Un sutil inconveniente tras otro y tras otro y tras, y de pronto la sutileza es una soda que ni se enfría porque ya nunca podrá completar un crucigrama sin que alguna letra sobre o se corra o se corte del papel mientras el grillo canta, lo aturde de tanta sonrisa grillal.

Así los hamsters.
Los ata y Kiromi (es jueves y trasnoche de cine chino) condénalos a girar en esas ruedas blancas plásticas de tortura divertida, y nunca un bicho que dure más que el queso. Con uno, cinco, grises agujeros al capricho que el sucio tipo no hace más que comer con el sombrero resignado, las uñas más largas y un té eternamente frío.

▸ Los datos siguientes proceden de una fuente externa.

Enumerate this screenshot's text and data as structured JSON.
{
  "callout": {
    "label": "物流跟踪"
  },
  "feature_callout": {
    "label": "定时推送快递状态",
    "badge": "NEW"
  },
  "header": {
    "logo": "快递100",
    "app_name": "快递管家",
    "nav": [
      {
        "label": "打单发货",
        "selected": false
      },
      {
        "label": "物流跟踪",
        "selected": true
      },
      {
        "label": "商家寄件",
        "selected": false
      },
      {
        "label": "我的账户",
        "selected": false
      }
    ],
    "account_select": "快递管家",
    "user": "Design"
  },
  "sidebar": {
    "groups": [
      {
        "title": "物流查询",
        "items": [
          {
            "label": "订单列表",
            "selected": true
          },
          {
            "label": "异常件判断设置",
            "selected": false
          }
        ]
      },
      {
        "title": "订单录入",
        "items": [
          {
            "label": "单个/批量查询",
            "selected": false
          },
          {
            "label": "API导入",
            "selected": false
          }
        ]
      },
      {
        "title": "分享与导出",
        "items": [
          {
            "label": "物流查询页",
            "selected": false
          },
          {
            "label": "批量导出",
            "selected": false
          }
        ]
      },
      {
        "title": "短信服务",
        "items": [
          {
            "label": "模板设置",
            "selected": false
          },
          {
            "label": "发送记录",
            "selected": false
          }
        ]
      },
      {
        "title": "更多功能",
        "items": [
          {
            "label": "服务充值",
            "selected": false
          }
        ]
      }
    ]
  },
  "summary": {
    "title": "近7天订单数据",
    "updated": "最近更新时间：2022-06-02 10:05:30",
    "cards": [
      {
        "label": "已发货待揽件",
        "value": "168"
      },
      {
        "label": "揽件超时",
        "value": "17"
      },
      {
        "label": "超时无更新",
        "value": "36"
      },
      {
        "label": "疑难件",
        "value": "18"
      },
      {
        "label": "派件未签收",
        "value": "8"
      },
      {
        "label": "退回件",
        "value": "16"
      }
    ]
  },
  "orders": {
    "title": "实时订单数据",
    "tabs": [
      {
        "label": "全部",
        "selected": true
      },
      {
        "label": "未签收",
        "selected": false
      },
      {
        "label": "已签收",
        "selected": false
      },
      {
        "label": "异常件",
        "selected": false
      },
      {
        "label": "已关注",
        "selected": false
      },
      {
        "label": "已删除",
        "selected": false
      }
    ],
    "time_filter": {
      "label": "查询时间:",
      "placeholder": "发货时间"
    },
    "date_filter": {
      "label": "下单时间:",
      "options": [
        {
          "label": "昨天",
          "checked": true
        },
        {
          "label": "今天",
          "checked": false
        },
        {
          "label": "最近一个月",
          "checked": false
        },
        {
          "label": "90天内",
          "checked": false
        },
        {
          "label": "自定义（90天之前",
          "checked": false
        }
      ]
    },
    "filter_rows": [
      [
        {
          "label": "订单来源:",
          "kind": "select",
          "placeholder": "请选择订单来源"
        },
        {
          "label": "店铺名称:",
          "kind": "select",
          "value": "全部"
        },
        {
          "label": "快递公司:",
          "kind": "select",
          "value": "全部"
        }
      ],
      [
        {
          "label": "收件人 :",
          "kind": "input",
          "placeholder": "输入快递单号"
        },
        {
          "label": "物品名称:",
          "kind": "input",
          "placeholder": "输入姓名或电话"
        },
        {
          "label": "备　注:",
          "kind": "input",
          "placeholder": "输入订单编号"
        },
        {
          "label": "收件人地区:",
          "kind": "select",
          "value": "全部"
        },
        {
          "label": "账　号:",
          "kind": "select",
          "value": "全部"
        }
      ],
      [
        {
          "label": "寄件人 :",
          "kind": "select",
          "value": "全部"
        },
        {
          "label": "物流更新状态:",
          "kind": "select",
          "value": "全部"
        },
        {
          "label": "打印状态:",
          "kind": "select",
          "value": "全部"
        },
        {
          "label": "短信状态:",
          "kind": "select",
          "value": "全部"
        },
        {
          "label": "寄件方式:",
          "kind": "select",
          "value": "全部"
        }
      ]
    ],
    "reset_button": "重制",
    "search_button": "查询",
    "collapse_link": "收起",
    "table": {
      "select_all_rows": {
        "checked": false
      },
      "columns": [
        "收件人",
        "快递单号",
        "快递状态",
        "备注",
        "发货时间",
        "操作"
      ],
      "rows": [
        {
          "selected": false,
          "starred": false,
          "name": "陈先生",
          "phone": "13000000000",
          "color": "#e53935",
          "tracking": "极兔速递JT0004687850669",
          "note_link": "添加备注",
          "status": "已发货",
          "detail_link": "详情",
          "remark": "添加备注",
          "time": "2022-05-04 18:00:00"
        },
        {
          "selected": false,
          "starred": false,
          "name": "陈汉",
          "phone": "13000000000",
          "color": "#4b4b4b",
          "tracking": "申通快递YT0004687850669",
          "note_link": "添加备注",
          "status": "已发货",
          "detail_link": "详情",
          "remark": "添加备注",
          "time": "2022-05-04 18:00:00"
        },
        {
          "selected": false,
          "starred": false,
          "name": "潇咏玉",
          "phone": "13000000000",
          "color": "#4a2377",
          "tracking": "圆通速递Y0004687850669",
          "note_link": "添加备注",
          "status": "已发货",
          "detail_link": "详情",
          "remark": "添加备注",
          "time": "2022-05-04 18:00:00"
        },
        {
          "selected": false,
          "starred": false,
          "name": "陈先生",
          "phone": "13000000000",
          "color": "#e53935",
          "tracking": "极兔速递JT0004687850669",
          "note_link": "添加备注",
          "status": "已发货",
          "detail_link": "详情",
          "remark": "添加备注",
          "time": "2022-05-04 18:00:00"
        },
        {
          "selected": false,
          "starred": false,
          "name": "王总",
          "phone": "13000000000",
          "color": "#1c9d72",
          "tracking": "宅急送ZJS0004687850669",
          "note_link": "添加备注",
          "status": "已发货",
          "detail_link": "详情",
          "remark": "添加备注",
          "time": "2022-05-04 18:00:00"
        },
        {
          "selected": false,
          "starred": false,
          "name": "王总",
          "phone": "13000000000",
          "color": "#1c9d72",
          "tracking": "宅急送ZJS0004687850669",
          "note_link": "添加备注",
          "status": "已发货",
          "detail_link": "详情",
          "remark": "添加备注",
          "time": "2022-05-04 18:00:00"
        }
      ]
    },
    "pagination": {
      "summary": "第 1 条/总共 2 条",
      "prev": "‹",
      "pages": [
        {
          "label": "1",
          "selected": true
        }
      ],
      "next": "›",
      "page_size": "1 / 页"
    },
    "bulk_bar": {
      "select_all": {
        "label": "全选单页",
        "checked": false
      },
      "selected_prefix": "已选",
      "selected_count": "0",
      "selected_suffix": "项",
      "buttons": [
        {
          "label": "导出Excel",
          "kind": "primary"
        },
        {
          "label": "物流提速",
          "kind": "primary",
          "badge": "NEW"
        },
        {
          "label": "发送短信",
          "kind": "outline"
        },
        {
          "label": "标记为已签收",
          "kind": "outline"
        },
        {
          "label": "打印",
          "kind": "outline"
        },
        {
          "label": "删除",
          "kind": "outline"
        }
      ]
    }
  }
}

... tendrías que meter a los patos que se salen de la línea en una bolsa imaginaria de arpillera para que puedas tirarlos en el mar de tu mente y nunca más te recuerden que vas volviéndote loco...

sin parar y con cejo fruncido, decíale la kioskera del colegio. Palabras que ahora recordaba, pegando los ojos al vidrio para degustar las olas por la ventana -siempre marco de por medio- y pedirle al tiempo que su fantasma se indigestara, se indigiese, se indiría. Como sea pero no más dentro de las latas de galletitas palmera, detrás del sillón de las rupturas, debajo del fax con el que se autoindemnizó del último trabajo la misma tarde en que lo echaron por no poder cortarse el bigote.
Pero esperemos, el bigote... esa escoba de pelos donde el tuco reposa y los besos pinchan. Ese atado como de acelga pero de lluvia de canas que pintan toboganes a la boca.
Ese bigote le gustaba. Claro. Era fuerte, viril, era de esos tipos de bonanza que no caminan sino patean la tierra y que no te vean con su mina o con su vaso porque pluf.
Y así en el pluf de la alegría, justo en el ojo de ese pluf cayó en la cuenta de que amaba el elegante subrayado de su nariz mayúscula, y de que siempre se lo había postergado hasta que un día. Hasta que un viento. Hasta el fantasma.
Y tampoco quería yemas ni tecitos calientes ni lo que no tenía. (y odiaba los hamsters y se los comió todos).
Quería eso que era su vida de pobre tipo felizmente casado con un ser que vaya uno a saber porqué carajo habrá pasado a saludar pero ahí estaba.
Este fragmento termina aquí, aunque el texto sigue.